I’m not suggesting that every author run out and plant a giant garden, but essentially that’s what our minds are doing all the time. Snippets of conversation, ideas that are good but aren’t really attached to anything, bits of old stories, and encounters with interesting characters like to clog up our minds.
Don’t waste them.
Sir Arthur Conan Doyle’s Sherlock Holmes is famous for a lot of things, among them advising Watson that the mind is like an attic, and one shouldn’t store anything there that isn’t useful. That is not to say, however, that things shouldn’t be stored. Personally, I keep both physical files and electronic folders filled with these snippets. Believe me, they do come in handy.
It might be more efficient, from a space standpoint, to scan in the paper articles that I store. For me, working mainly off of a laptop, I find it easier to keep a set of hanging files in my desk, loosely arranged by topic. Just like stuffing something in the freezer for later use, it doesn’t do you a damn bit of good if you can’t find it later. I use the same kind of topics on folders on my desktop. I know, ‘loose topics’ isn’t a very specific explanation, but getting too specific is a waste of my time when it comes to topics.

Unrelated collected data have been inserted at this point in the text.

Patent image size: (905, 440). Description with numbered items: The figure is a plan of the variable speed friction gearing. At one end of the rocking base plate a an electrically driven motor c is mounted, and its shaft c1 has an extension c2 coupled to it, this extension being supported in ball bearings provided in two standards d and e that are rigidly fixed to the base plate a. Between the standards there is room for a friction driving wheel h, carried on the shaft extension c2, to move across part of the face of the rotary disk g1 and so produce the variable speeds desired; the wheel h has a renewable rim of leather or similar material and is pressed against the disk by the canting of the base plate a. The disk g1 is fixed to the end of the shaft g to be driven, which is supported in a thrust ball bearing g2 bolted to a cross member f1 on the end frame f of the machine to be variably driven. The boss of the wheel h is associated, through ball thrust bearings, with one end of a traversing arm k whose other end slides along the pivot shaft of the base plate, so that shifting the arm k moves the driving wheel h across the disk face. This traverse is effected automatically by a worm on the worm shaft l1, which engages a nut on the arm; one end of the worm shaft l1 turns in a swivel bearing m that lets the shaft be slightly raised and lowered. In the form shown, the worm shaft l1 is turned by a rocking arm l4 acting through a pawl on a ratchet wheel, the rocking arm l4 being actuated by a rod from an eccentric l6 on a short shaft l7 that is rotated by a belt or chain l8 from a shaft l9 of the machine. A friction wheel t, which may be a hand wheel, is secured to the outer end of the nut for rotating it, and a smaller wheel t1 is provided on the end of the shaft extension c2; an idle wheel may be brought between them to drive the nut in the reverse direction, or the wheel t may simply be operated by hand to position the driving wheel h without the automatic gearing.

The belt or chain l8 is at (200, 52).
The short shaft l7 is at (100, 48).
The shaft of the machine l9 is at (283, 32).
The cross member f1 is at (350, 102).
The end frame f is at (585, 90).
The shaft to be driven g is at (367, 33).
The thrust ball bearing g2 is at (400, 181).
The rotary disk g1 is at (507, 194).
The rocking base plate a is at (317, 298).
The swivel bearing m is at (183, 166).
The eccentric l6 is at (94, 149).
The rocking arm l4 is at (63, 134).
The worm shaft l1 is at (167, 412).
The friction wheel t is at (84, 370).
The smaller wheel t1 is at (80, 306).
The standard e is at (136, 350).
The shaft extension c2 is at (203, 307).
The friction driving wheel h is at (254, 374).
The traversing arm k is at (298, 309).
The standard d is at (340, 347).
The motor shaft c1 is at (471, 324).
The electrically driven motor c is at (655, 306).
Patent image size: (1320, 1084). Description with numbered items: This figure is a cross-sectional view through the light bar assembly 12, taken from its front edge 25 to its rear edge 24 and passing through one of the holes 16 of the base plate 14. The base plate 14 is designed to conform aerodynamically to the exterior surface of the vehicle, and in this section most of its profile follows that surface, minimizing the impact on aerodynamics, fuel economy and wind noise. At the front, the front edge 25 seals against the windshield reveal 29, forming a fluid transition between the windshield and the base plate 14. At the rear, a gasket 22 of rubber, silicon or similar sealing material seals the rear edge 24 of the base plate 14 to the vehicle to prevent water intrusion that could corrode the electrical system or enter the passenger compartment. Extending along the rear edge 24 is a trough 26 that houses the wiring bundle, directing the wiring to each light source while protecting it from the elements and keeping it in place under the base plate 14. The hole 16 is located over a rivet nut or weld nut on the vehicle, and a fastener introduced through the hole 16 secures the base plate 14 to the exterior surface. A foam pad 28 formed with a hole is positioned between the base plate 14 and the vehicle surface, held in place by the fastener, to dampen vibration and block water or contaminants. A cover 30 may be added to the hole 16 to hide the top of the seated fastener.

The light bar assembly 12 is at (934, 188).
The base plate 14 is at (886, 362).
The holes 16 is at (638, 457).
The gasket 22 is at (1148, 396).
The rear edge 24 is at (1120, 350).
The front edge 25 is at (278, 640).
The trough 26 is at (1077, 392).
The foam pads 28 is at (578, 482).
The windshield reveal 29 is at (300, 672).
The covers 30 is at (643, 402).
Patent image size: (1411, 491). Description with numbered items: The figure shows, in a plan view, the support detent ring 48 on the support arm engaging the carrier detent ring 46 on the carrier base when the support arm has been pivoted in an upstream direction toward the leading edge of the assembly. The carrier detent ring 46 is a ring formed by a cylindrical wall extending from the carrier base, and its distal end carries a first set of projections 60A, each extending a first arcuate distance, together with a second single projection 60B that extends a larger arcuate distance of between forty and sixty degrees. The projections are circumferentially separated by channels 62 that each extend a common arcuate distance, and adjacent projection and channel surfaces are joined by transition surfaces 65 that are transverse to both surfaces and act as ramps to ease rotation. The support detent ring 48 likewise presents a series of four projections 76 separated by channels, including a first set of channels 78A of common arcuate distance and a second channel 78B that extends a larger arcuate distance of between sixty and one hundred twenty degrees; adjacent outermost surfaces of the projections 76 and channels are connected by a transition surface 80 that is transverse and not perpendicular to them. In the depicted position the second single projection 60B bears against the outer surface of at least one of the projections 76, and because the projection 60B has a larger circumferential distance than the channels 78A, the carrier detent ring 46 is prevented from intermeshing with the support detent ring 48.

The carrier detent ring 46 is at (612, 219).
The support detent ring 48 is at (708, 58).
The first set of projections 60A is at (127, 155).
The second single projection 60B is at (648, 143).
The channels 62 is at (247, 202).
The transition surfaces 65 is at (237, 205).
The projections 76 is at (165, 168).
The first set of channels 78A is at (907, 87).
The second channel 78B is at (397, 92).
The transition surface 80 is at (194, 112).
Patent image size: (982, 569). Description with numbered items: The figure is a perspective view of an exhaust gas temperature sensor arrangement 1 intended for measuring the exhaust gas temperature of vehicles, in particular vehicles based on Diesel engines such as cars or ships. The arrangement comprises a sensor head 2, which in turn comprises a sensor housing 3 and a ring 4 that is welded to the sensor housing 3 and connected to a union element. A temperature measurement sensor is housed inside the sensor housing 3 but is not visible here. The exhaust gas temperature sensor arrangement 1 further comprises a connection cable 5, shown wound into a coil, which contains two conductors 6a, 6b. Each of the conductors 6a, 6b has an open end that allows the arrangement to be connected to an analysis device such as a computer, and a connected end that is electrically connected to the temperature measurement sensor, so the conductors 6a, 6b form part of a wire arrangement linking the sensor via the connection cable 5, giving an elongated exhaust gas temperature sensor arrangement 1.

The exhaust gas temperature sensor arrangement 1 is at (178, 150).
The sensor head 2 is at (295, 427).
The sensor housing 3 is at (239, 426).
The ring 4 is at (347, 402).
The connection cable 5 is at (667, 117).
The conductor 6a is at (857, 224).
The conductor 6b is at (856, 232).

Right now, for example, I have a folder for ghost stories, that includes photos of supposedly haunted places, bits of myth, hoaxes, and the like. Other topics I have filed are New Physics (pretty much anything with quarks, antimatter, or interstellar travel), Archaeology, Psychology, Culture, Oriental History, and my favorite, the Miscellaneous file.
Miscellaneous is everything that can’t be fit anywhere else, but that I don’t want to lose. You know, the mock conversation that’s been playing in your head, or the scene that is really great, but just doesn’t seem to fit anywhere. I’ve been known to throw snatches of dreams in here, as well as the most painful short personal observations.
If you’re cooking a meal, or ordering one in a restaurant, it often isn’t the base part of the meal that really makes it good. After all, pasta, beef and chicken are pretty mundane. What attracts us are the things that make the meal special: roasted garlic, pine nuts, asiago cheese.
When you’re working on something, the main files can be like the chicken or pasta you’re basing the meal around, and believe me, it is still important to get those things right. But the bits that really make a piece special are probably either sitting in your miscellaneous file or cluttering up your mind, because those are the things that make your writing unique. They are your thoughts, your ideas, and because they are yours, people won’t find them anywhere else.